Snajperzy nie są frajerami, o nie.
Frajerami są te boty co pół gry w jednej kampie siedzą za drzwiami i prują w plecy.
Gdy gram na 29th Infantry Division, albo na Realism Modus w DH czy RO, nie raz czytam lub słysze: "Wow, Sniper you save my life".
Snajperzy to dokładne bestie.
Są tacy którzy potrafią w biegnącego z bliska nie trafić z PPsH'y... Snajper siedzi na tyłach lub w dobrej kryjówce i strzela w tych którzy mu się pojawią. Jeden strzał - Nowa kryjówka.
Dobry Snajper jest zawsze w ruchu, nie zostaje na jednej kampie, bo to naraża jego na straty.

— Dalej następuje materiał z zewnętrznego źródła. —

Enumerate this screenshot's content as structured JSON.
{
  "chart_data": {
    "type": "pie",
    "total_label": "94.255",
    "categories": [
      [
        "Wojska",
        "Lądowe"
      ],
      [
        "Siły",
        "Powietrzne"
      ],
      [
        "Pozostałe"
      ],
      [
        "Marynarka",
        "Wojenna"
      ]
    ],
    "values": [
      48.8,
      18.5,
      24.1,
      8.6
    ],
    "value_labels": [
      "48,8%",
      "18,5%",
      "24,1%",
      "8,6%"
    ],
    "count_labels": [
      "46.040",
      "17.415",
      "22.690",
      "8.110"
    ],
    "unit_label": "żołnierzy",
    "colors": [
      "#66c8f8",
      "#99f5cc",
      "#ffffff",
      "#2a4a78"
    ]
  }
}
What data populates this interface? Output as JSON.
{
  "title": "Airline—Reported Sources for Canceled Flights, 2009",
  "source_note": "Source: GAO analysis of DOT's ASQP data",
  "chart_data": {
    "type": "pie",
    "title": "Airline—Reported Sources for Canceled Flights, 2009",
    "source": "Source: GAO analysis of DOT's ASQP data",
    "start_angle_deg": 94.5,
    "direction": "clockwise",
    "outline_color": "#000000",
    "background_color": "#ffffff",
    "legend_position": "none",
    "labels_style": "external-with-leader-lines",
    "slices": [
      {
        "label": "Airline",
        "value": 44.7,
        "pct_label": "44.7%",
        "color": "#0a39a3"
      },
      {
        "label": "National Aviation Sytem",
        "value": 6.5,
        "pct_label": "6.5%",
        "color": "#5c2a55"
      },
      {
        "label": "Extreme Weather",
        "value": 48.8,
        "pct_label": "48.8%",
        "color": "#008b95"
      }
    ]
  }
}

Snajpera da się pokonać, nawet z PPsH'y, wiem bo nie raz mnie tak zdjęto i nie raz ja tak zdejmowałem. A kampera za winklem? Jak go kurna rozwalisz? Granatem? Schowa sie za drzwiami. Wlecisz na pałe z PPsH'ą? On ma tam taka szczeline, że najmniejszy ruch równa sie otwarcie ognia, a szansy na odpowiedni kąt strzału nie ma. I tu znów przydaje sie Snajper, który z odpowiedniego miejsca pod odpowiednim kątem strzeli przez okno, tylnie drzwi czy coś takiego, pewnie nie raz widzieliście to na planszach FunMaps m. in na Bridge i Battle in House.